Jodi Ruta, a veteran school bus driver and the force behind a new safety campaign says the Manitoba rollover hit close to home for her. Having experienced a previous collision behind the wheel, Ruta has seen the chaotic reality of an impact first-hand. She argues that relying solely on vehicle size and padded seats ignores the violent physics of highway accidents, leaving children vulnerable.
“When you’re behind the wheel of a bus, you realize that padding isn’t enough when a vehicle actually rolls over. We need more protection for the kids,” says Ruta.
The baseline safety of student transit is being challenged by worsening conditions on Canadian roadways. According to the latest finalized national collision data from Transport Canada, traffic risks are actively climbing; road fatalities recently spiked to a 10-year high of 1,964 annual deaths, while serious injuries reached a five-year high of 9,261. Historical federal safety records compiled by CBC’s The Fifth Estate reveal that passengers inside the cabin are far from immune, revealing more than 10,000 documented injuries in school bus incidents across Canada over a multi-decade timeline, averaging hundreds of injuries per year inside the vehicle cabin.
The Manitoba incident accelerated legislative discussions. In the province, lawmakers started looking at provincial frameworks, with some political leaders tabling bills to mandate three-point passenger seatbelts on all newly manufactured school buses. Similar conversations are happening at community levels in Ontario and other provinces, where localized pilot programs testing seatbelts yielded positive feedback regarding student behaviour and peace of mind for drivers.
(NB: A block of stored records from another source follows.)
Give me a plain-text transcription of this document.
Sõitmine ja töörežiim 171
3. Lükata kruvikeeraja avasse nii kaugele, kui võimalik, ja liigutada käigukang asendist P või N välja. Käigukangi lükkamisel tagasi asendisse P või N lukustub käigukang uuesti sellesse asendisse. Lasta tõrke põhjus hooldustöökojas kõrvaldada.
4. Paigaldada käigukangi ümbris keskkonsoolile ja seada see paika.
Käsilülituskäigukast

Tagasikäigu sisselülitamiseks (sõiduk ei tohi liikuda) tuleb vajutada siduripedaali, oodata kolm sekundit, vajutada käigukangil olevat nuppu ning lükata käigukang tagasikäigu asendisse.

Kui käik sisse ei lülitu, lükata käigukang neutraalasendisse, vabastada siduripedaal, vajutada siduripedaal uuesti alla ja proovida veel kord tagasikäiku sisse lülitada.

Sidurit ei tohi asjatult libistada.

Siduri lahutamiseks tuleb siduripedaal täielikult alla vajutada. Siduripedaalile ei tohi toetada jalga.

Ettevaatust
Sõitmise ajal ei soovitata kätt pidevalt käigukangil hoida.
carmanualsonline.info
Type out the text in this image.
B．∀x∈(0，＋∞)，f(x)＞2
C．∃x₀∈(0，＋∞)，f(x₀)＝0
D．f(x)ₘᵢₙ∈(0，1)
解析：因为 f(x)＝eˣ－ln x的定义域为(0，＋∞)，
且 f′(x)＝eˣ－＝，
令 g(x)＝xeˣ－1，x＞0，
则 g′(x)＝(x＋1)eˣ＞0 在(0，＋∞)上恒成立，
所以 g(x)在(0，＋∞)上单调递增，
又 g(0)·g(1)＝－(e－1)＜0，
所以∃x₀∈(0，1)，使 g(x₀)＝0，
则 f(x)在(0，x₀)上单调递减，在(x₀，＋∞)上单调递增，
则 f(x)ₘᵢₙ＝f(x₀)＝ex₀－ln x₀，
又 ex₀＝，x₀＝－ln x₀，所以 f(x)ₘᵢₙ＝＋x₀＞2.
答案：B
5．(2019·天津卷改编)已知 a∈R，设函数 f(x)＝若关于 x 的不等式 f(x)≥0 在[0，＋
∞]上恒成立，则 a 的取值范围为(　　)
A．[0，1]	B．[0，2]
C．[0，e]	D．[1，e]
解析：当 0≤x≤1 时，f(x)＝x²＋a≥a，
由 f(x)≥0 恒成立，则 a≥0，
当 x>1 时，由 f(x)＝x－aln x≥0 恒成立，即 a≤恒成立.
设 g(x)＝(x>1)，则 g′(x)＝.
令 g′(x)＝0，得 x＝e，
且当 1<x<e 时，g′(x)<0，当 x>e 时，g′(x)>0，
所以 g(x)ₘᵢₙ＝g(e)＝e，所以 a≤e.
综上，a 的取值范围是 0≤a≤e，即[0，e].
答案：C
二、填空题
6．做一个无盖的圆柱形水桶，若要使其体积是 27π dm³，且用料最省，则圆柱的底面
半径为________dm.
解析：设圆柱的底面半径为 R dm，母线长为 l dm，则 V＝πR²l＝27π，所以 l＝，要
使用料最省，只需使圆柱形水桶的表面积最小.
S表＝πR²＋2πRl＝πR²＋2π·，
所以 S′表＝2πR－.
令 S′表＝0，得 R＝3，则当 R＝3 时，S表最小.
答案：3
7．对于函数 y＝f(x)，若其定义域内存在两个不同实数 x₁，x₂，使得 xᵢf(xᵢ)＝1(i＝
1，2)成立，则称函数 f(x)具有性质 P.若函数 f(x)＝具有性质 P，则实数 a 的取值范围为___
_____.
Despite public demand, changing outdated transportation policies faces bureaucratic and financial challenges. Historically, transport authorities hesitated to mandate seatbelts, citing the cost of retrofitting existing fleets and the operational challenges of ensuring young children stay properly buckled without distracting the driver. There are also lingering concerns from older studies suggesting that improperly worn lap belts could cause abdominal or neck injuries.
“We aren’t talking about old lap belts anymore. Three-point seatbelts keep kids securely in their seats, which also stops rowdy behavior and lets drivers focus entirely on the road,” says Ruta.
Safety experts point out that objections to seatbelts rely on outdated data. Today’s advocacy focuses on adjustable three-point lap-and-shoulder belts, the exact technology parents legally must use to secure their children in personal vehicles. Additionally, school bus drivers note that seatbelts improve cabin management, keeping students securely seated and reducing dangerous driver distractions.
As communities prepare for the upcoming school year, structural changes to student transportation are urgent. Relying on an engineering philosophy established decades ago satisfies old standards but fails families who expect the highest levels of protection for their children.
The choice facing Canadian policymakers is simple: can school buses be made safer? Relying on luck on high-speed highways is an unacceptable strategy. Implementing mandatory three-point seatbelts is a logical evolution in student transit that ensures the peace of mind parents feel when waving goodbye in the morning is justified.